A typical HPC cluster layout
The architecture of a cluster is pretty straightforward. The master node is connected with one ethernet port to the outside world and with one Ethernet port to the management network of the cluster. Normally there is fast network available (low Latency) for parallel calculations (InfiniBand or Omni path) and one or more storage nodes (In smaller setups, the storage can also be integrated into the master node) Compute nodes are connected with the master node via the management network and via the fast network. A third network for Out Of Band (OoB) management is also commonly used.
Custom cluster installation
Together with the customer we can generate a profile of the desired and suitable hardware. And create an optimal cluster configuration. Where one type of simulation software runs best with less cores and a high clock frequency, other simulation software scales very well and is more efficient with many cores per node.

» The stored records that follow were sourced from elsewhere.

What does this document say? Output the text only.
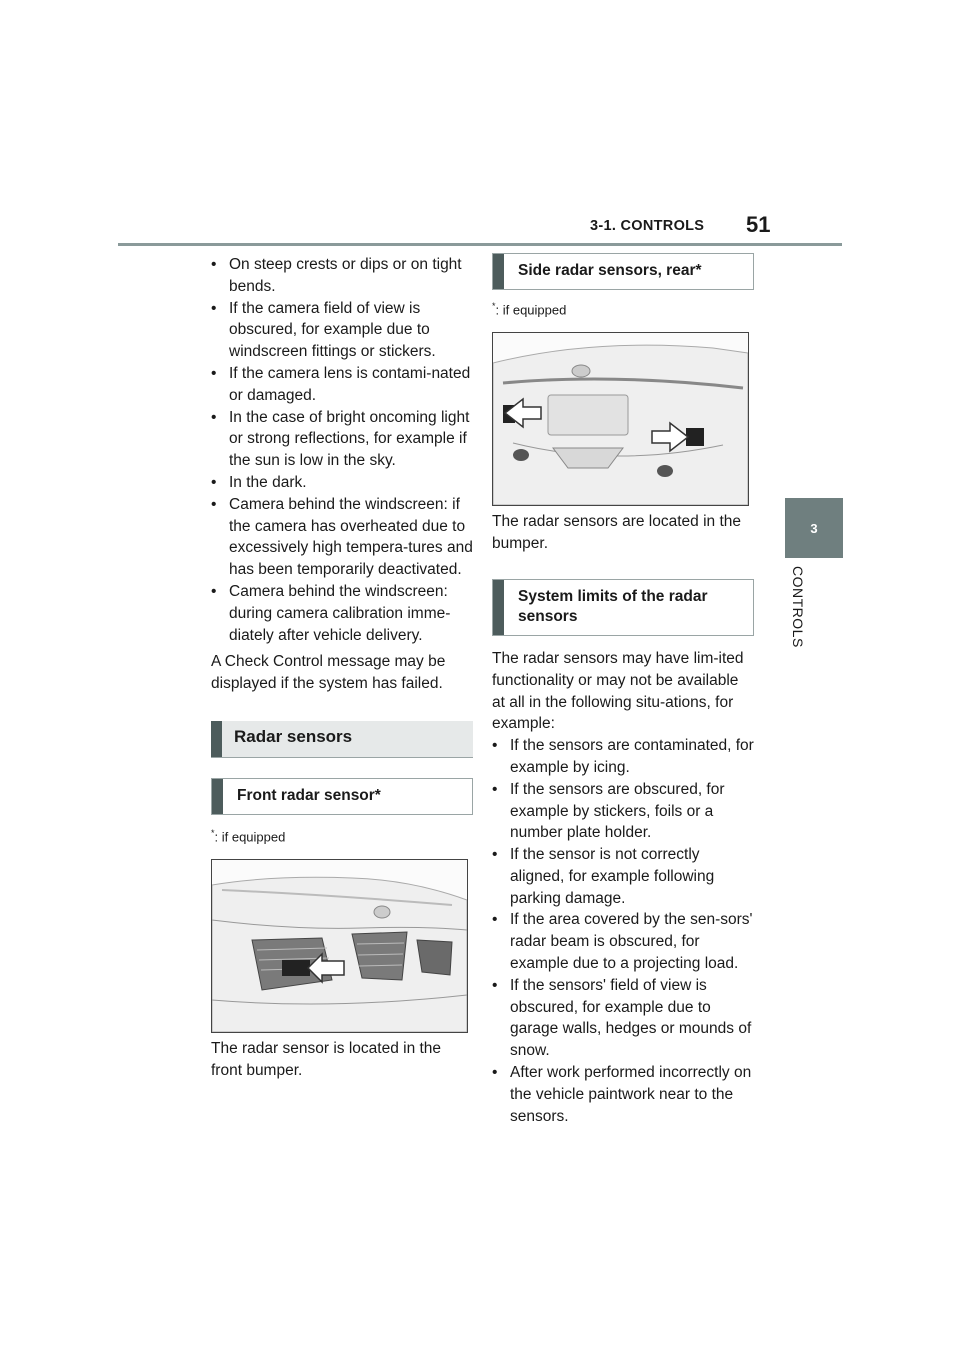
3-1. CONTROLS 51
3
CONTROLS
• On steep crests or dips or on tight bends.
• If the camera field of view is obscured, for example due to windscreen fittings or stickers.
• If the camera lens is contami-nated or damaged.
• In the case of bright oncoming light or strong reflections, for example if the sun is low in the sky.
• In the dark.
• Camera behind the windscreen: if the camera has overheated due to excessively high tempera-tures and has been temporarily deactivated.
• Camera behind the windscreen: during camera calibration imme-diately after vehicle delivery.

A Check Control message may be displayed if the system has failed.

Radar sensors
Front radar sensor*
*: if equipped

The radar sensor is located in the front bumper.

Side radar sensors, rear*
*: if equipped

The radar sensors are located in the bumper.

System limits of the radar sensors

The radar sensors may have lim-ited functionality or may not be available at all in the following situ-ations, for example:

• If the sensors are contaminated, for example by icing.
• If the sensors are obscured, for example by stickers, foils or a number plate holder.
• If the sensor is not correctly aligned, for example following parking damage.
• If the area covered by the sen-sors' radar beam is obscured, for example due to a projecting load.
• If the sensors' field of view is obscured, for example due to garage walls, hedges or mounds of snow.
• After work performed incorrectly on the vehicle paintwork near to the sensors.
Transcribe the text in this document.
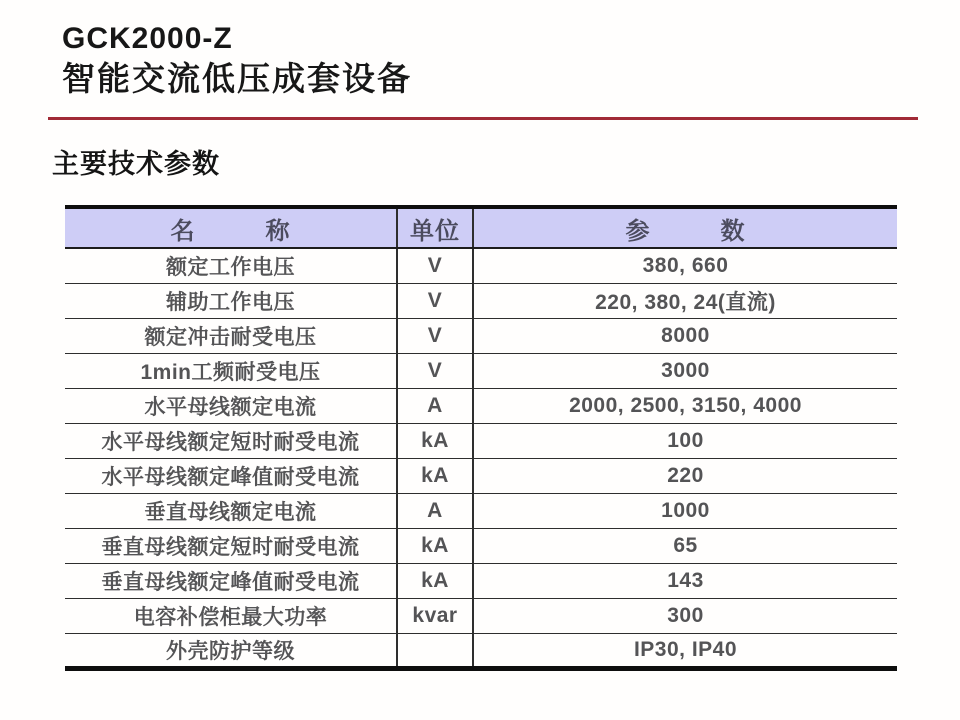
GCK2000-Z
智能交流低压成套设备
主要技术参数
名 称	单位	参 数
额定工作电压	V	380, 660
辅助工作电压	V	220, 380, 24(直流)
额定冲击耐受电压	V	8000
1min工频耐受电压	V	3000
水平母线额定电流	A	2000, 2500, 3150, 4000
水平母线额定短时耐受电流	kA	100
水平母线额定峰值耐受电流	kA	220
垂直母线额定电流	A	1000
垂直母线额定短时耐受电流	kA	65
垂直母线额定峰值耐受电流	kA	143
电容补偿柜最大功率	kvar	300
外壳防护等级		IP30, IP40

Also, memory usage varies per program and per calculation model. Sometime scaling can be more beneficial with the use of AMD EPYC™ CPU’s instead of Intel® Xeon® CPU’s and vice versa.
Other issues that need to be taken into account are:
- The amount of storage
- The degree of redundancy of head node, storage nodes and/or login nodes.
You can even choose to bundle head node, storage node and login node into one machine. The redundancy needs to come out of the hardware components like drives, CPU’s, Power supplies etc…
A turnkey cluster is the easiest option, you just order a Linux preinstalled cluster, ready to operate. Beforehand we make some choices together, such as: which Linux distribution will be used (e.g. CentOS, Debian/Ubuntu), How new nodes will be deployed, and what other cluster components needs to be installed to make operating as convenient as possible.
The Linux distribution is often determined by the compatibility of the calculation software that is used. If conflicts occur, we can sort them out and create a workable solution.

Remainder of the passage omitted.